The error was corrected.

In the discussion, the mention of intersectional approaches should likely be expanded slightly so the meaning is clear. This section would also benefit from citing the relevant work in the LC using these approaches.

We revised the manuscript as suggested. Please see Line 479-489.

Rather than contrasting to 'classical' neurons, I think it would be more appropriate to be specific in the comparison. In other words, from hippocampal neurons rather than classical.

We revised the manuscript as suggested.

A few LC cell subtypes have already been established (e.g. galanin, NPY, GABA, etc.). Is it possible that either FF or MP cells align with one of these known molecular subtypes?

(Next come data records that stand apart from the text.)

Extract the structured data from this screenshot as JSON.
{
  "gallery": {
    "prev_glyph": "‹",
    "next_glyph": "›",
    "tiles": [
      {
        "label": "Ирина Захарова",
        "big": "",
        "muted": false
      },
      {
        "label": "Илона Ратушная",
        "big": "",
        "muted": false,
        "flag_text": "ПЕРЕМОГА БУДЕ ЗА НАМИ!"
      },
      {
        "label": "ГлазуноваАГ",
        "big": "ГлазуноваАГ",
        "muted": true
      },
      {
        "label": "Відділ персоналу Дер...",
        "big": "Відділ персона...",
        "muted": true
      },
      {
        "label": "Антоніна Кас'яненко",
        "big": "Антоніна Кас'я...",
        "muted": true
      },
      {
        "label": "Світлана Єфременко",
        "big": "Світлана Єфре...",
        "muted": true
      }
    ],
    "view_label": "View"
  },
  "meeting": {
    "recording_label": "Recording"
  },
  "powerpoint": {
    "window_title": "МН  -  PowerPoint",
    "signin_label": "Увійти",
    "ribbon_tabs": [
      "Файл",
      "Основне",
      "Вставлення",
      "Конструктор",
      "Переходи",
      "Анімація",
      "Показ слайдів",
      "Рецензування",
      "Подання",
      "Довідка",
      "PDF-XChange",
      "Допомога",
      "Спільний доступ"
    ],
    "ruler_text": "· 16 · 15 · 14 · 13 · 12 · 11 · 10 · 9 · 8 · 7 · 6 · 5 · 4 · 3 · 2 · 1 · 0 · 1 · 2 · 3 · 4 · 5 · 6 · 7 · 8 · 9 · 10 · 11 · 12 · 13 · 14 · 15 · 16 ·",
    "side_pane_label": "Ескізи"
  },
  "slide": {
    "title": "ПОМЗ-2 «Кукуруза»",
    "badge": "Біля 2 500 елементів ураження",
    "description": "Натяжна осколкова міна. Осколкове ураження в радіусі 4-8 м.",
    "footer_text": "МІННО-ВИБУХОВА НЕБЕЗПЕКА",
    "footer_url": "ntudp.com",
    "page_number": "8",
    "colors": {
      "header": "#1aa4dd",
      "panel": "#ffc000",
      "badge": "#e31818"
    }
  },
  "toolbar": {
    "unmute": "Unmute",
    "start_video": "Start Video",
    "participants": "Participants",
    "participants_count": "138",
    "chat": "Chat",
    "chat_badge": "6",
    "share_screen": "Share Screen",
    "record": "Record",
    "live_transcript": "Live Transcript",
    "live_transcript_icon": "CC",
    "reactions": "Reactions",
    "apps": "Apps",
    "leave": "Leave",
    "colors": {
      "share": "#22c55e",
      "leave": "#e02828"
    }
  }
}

This is a good question. Based on immunostaining of rat LC, only a small subset of noradrenergic neurons (23%) in LC are NPY-expressing and their soma shape could be either multipolar or fusiform; almost all LC noradrenergic neurons (82%) are galanin-positive, and their soma shape could be either multipolar or fusiform as well (Melander et al., 1986; Holets et al., 1988). Therefore, it seems that the molecular subtype defined by the expression of NPY or galanin is not confined to a specific morphological type. A brief discussion on these two genes for labeling LC neurons was added in the revision (Line 475-479).

GABAergic neurons in the LC intermingle with and surround NA neurons (preferentially located in the anterior and ventral part of the LC area) and do not express Dbh (non-noradrenergic neurons) (Aston-Jones et al., 2004; Breton-Provencher and Sur, 2019). Therefore, they were not included in this study (not labeled by the Dbh-cre line; Line 93-96).